First, the GPS is enabled whenever the still camera software is launched. I see no method for disabling this feature in the camera software or in the global Android settings. This, in and of itself, would not be a serious problem for me, though unneeded battery drain is never a good thing. I take issue with the auto-GPS activation because I suspect that was what caused numerous crashes of the camera software during my testing. I never experienced freeze-ups with the video camera, which does not activate the GPS system. The link between GPS and the crashes is speculation on my part, likely a result of my past experiences with GPS on Samsung Androids. I also experienced lock-ups when running Google Navigation, so GPS appears to be the culprit.

The second problem I encountered is the combination of the power/lock button and it’s function as a camera lock with an unfortunate placement. If you’re holding the Sidekick up to take a picture with your right index finger on the dedicated camera button, your thumb is likely to rest on or near the power/lock button. Accidentally press this button halfway down, and your shutter won’t trigger when you try to take a snap. A separate lock system for camera software? (see lock icon):

Add this to the often slow focus period, the fact that snapping a shot takes you to a viewing screen that requires a tap of the back key before you’re in position to shoot another photo, and you’re left with an altogether frustrating experience for shooting stills.
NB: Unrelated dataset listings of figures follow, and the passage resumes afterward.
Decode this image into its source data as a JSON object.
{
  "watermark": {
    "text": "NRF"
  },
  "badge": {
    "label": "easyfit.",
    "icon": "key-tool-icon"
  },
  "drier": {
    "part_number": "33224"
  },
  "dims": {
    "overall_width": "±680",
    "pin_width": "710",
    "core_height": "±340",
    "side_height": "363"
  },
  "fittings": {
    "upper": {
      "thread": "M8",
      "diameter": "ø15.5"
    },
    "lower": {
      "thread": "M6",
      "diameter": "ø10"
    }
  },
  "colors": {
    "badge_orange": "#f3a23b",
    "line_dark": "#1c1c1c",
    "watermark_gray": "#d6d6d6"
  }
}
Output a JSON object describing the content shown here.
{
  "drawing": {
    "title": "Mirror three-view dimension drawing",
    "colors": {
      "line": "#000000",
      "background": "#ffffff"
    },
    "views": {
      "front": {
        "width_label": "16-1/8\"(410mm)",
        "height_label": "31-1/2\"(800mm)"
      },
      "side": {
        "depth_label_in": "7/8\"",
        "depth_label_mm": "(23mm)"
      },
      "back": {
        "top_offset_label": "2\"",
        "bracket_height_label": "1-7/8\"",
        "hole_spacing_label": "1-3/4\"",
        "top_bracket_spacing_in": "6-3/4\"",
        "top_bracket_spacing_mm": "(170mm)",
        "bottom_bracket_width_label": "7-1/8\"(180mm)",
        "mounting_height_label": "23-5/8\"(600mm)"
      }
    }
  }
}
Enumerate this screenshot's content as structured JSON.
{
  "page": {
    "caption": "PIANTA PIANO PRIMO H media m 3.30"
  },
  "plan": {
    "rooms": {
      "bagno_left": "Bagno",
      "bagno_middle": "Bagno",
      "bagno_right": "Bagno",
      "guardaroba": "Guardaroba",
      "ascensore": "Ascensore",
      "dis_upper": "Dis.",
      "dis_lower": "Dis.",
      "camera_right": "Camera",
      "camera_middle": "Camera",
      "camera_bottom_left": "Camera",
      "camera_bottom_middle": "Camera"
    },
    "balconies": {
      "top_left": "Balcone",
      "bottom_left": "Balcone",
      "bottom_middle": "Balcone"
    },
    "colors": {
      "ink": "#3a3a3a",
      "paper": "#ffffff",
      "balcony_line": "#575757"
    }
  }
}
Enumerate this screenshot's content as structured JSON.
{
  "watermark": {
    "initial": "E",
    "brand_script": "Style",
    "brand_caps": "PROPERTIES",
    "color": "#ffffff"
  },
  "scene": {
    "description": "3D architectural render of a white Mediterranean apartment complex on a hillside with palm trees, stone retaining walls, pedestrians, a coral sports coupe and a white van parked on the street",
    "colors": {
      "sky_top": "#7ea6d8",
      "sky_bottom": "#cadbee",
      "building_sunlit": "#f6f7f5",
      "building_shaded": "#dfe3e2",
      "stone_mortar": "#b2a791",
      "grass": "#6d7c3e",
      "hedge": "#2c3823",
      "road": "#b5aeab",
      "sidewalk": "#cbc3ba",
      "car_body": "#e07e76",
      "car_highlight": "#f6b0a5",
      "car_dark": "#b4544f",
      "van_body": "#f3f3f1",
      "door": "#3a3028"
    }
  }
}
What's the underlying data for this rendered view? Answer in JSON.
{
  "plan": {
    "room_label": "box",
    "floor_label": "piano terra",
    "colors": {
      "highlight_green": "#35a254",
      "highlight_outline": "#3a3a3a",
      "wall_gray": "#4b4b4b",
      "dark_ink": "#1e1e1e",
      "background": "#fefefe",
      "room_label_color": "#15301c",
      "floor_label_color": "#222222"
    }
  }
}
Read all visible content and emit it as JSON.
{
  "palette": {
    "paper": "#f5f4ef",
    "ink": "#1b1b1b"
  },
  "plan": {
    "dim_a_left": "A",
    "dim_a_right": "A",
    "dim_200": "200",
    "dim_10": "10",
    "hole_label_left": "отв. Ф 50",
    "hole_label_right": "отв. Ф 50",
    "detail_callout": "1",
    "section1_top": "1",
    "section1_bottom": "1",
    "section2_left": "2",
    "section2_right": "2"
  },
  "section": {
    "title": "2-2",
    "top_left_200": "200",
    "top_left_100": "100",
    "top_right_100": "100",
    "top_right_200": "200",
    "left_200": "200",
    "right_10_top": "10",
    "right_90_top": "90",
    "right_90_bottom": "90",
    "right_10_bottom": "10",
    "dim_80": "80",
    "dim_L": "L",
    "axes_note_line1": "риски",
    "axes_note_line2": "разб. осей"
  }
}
The video camera works fine, and I am fairly happy with the results of my daytime video. Still, the Sidekick’s camera situation leaves plenty to be desired. Again, it’s a budget device. Notice how much better the sound is coming from behind the camera than from in front of it. Good for narration, bad for interviews. The picture that displays sideways reveals an orientation detection problem.

Photo and Video Samples

Outdoors, Night:

Outdoors, Day:

Indoors, Night:

Conclusion

I wonder what might have happened to the Sidekick franchise had the hardware duties been taken up by HTC, and the target audience been professionals instead of teens and young adults. But the Sidekick has always been about youth, and, if it survives, probably always will be. For some reason, I thought this revival of the SK would employ the old formula and jack it up on steroids, but that really isn’t the case. In fact, very, very little remains in terms of what I consider to be Sidekick characteristics. My personal favorite SK features are missing.

The Sidekick 4G has got the brand, and some hints of the original form factor have been carried over, but the soul of the Sidekick is gone–probably forever. I made fun of my Sidekicks when I owned them because the blinking lights and childish sounds were silly. But I loved the phones. The buttons–and the shortcuts that they afforded–were inventive and practical. The spring-loaded swiveling screen made me feel like some sort of futuristic mobile ninja. The Sidekick 4G is lacking the strongest aspects of previous Sidekicks, and therefore, in my mind, isn’t a Sidekick at all. I’m not talking about who fashioned the hardware or wrote the software–just about the end user experience. The SK4G is a new messaging device that builds upon the reputation and marketing efforts of a different product. And, as a fan of earlier Sidekicks, I have to say that I feel a bit let down. On the other hand, the SK4G software looks and feels great, and the keyboard is a pleasure to use. At $99, you could do a lot worse. But if you’re a fan of old Sidekicks, don’t expect to relive the days of yore.

The SK4G is a budget device at $99, but that price tag requires a two-year agreement. The long-term costs of this Android are actually on par with other, better phones available on Magenta, even if the entry fee looks more appealing. For another $50 you can grab a G2, and for $199, you can score the impressive G2x. Amidst T-Mobile’s diverse selection of affordable phones, the Sidekick looks very nice–especially for franchise loyalists. But compared to the offerings at the next tier, the decision to purchase a Sidekick 4G becomes more complicated. If you’re considering a buy, know that a SK4G delivers a killer keyboard and cool software. But if you need a good camera or want the old Sidekick experience, you’re out of luck: You won’t find either of those here.